Hilary Franklin, a senior public policy major who has a hearing impairment, said there are no significant differences between her life and that of a nondisabled student.

"Everybody is basically the same," she said. "I'm just different in one fundamental way."

Students such as Franklin and Williford say they haven't let disabilities stand in the way of education or school involvement, even as some buildings are compromised by construction.

But some find social interaction to be slightly more challenging once they are off campus.

Though Disability Services provides assistance for students on campus, there are still some unavoidable drawbacks in other parts of Chapel Hill, such as Franklin Street."One of the problems is the ability to control the social environment," Kessler said. He emphasized that this is especially true for students with a visual impairment.

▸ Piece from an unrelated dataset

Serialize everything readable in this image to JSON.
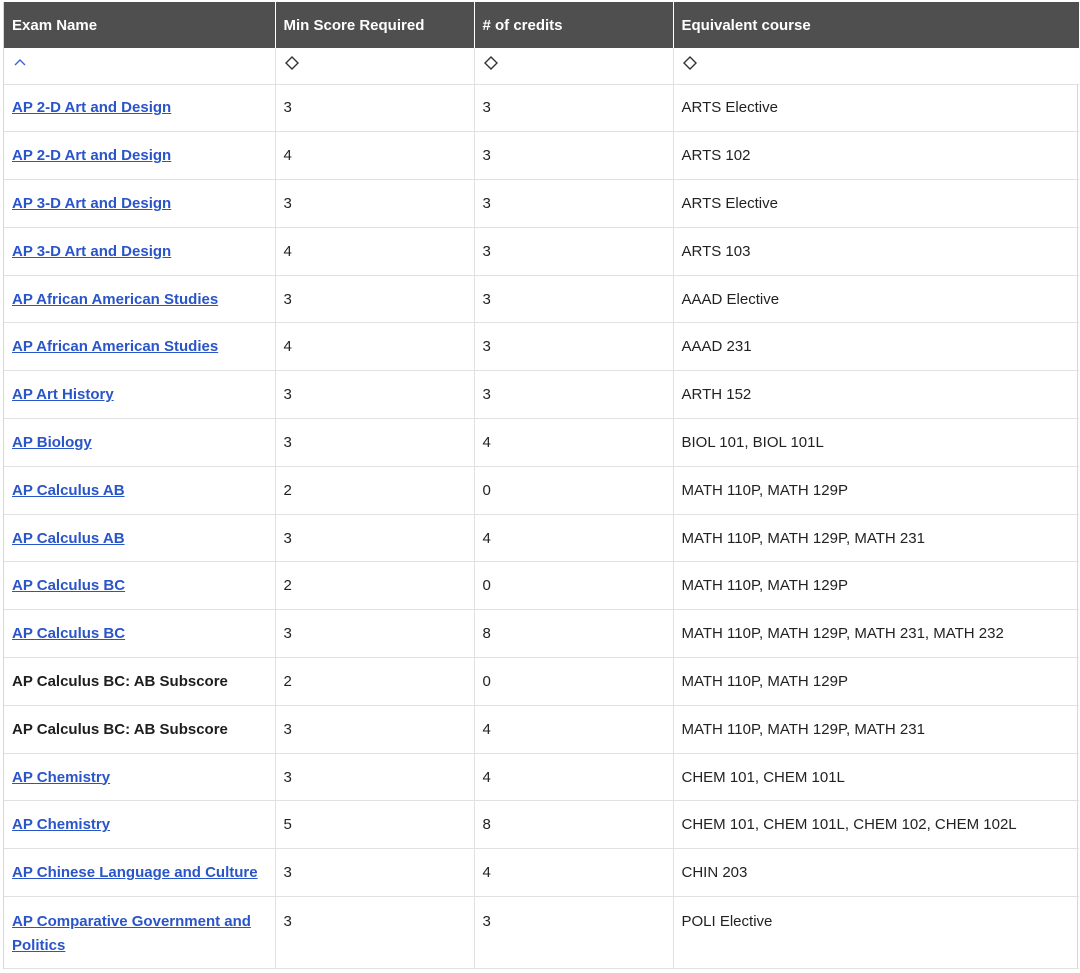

Going out downtown can present some difficulties for students with disabilities, although most said they find ways around impediments.

Mark Burnett, manager of the bar He's Not Here, said that because of the age of the building there is not a way for wheelchair-bound patrons to go upstairs. But, he said, "When we have the outside bar there's not a problem."

There are also concerns for students with hearing impairments. "Chapel Hill does not have a deaf community," Kessler said. "There's some social isolation, particularly for students who do not communicate through lip reading."

Some social obstacles for those with hearing impairments can be overcome on campus through interpreters if Disability Services is notified about the need. Kessler cited a speech Feb. 5, 2002, by George Stephanopoulos as an example of an interpreter-attended event.

Additionally, PlayMakers Repertory Company offers a full-access performance of its plays the first Friday after each opening night.

Sign language interpreters and Braille programs are available at the performances, as are assistants who explain the scenes for those with visual impairments. The box office works in conjunction with an outside operator who allows hearing impaired students to order tickets on the phone.

Options such as these have helped bridge social differences between all types of students. "Students don't come to Carolina for Disability Services," Kessler said. "They come for the great educational opportunities here, and it is our job to make that accessible."

Franklin said she thinks her communication with others is successful. "I'm a people person," she said. "Having a good attitude and personality helps a lot."

As one of only four UNC students with a hearing impairment who uses American Sign Language, Franklin said that while she is pleased with her ability to communicate with other students, she still sees room for improvement. "American Sign Language is the third most used language, and the University doesn't offer any classes," she said.

Most students said they have not let slight inconveniences stand in the way of a social life, citing their positive experiences. "I haven't found anything I can't do," said Williford.

In life outside of classes, some students with disabilities stressed that they were just as capable of doing things as nondisabled students.

"Everything isn't exactly easy, but you don't really notice. You adapt," said Stacy Bennett, a junior psychology major with a mobility impairment. "I go out and do things like everybody else."

Alex McLin, a junior computer science major who has a hearing impairment, said that today there are many opportunities for students with disabilities.

"It took a lot of work and mutual understanding to bridge between different people," he said. "It's been shown over and over again that a disability does not necessarily equal incapability."